The Integrated Merchant

With all of the marvelous and mind boggling technology out there it is easy to let our imaginations run wild and say, “wow” if they can make a phone that I can watch a full length movie on surly they can come up with a way that would allow me to use the vast amounts of information stored in my company’s client management system.

The fact of the matter is that many systems that are just a few years old were not built with change and flexibility in mind. When they were produced they were probably built to the specifications given to the design team, and if you are one of the companies struggling with a rigged platform you probably paid a lot for this system. The problem comes when your business, your customer base, or your world changes. Anyone would agree in order to stay at or near the top of the heap you need to be ready and capable to adjust your direction sometimes drastically.

When these important changes come and you call in your well paid IT department and tell them that you now need an online store capable of everything that the in-store system is. There are a couple of things that the IT people will come up with to solve the dilemma. First of all they will probably tell you that with the current system it is not possible, but when you tell them that you spent $700,000 on this system and it had better be possible. Then most like you will get what is known as a patch.

Patches are common and you can see them in operating systems everywhere. A patch is always a financial drain on the company and the larger the company becomes the larger the financial drain. Then more patches will undoubtedly be added in to compensate for other software shortcomings. So how can you tell if your company is falling victim to the patch. It is simple just ask yourself this question do I employ anyone that does any of the following. Collects customer trends, imputes information into the system other than at the point of sale, compiles customer lists, types or prints envelopes, has to add up credit card receipts to balance the till, has to input a code to track certain information, has to generate shipping invoices or billing invoices. And of course the list goes on.

I spoke with a CEO of a company who told me that in order to make a certain type of transaction occur someone needed to manually impute a code into the system so that particular items could be tracked and reported. He told me that at first they did very few of these types of transactions and so the patch did not seem like that bad of an idea, however now they employ 30 full time employees with benefits to manage that particular patch.

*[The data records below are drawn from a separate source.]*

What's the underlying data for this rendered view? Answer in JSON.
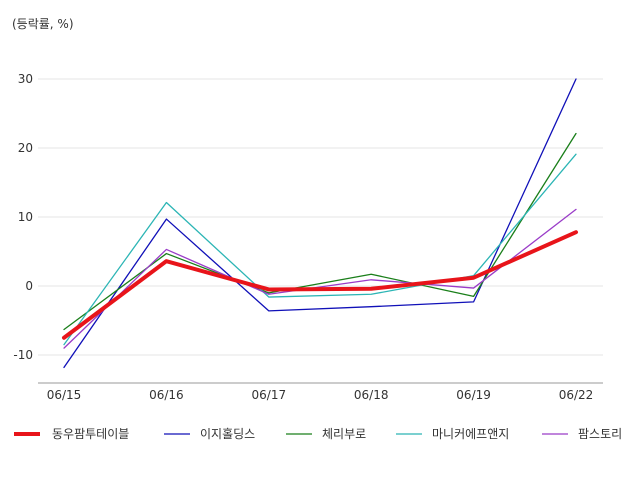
{
  "chart_data": {
    "type": "line",
    "ylabel": "(등락률, %)",
    "categories": [
      "06/15",
      "06/16",
      "06/17",
      "06/18",
      "06/19",
      "06/22"
    ],
    "ylim": [
      -14,
      33
    ],
    "yticks": [
      -10,
      0,
      10,
      20,
      30
    ],
    "grid": true,
    "legend_position": "bottom",
    "series": [
      {
        "name": "동우팜투테이블",
        "color": "#e8141a",
        "width": "thick",
        "values": [
          -7.5,
          3.6,
          -0.5,
          -0.4,
          1.2,
          7.8
        ]
      },
      {
        "name": "이지홀딩스",
        "color": "#1010b8",
        "width": "thin",
        "values": [
          -11.8,
          9.7,
          -3.6,
          -3.0,
          -2.3,
          30.0
        ]
      },
      {
        "name": "체리부로",
        "color": "#1a7f1a",
        "width": "thin",
        "values": [
          -6.3,
          4.7,
          -1.0,
          1.7,
          -1.5,
          22.1
        ]
      },
      {
        "name": "마니커에프앤지",
        "color": "#2cb5b5",
        "width": "thin",
        "values": [
          -8.5,
          12.1,
          -1.6,
          -1.2,
          1.5,
          19.1
        ]
      },
      {
        "name": "팜스토리",
        "color": "#9a3cc8",
        "width": "thin",
        "values": [
          -9.0,
          5.3,
          -1.2,
          0.9,
          -0.3,
          11.1
        ]
      }
    ]
  }
}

Patched systems become less and less intuitive for the user and many instances, the customer. Your company’s sales may be off the chart but calculate for a moment how much that sale cost you from marketing through point of sale, invoicing, shipping follow-up and deposit of your income. Remember you are paying for every task that your employees are doing. What in the beginning is just an employee picking up the slack for the sake of the patch, can turn into a less than profitable situation.

This is precisely why web based systems are becoming more and more popular. They are usually much cheaper to build and infinity easier to upgrade and modify. Web based systems will also keep your hardware costs down. However your IT department will generally not endorse this truth because this will take away their job security and serve to shrink IT needs instead of increase them. Before you throw a lot of money at the problem and still do not have what you need to function at peak performance, look at your options and you would do well to get a software evaluation from a qualified outside source. You might be amazed at what you can do with all of that customer information that is just sitting in your data base.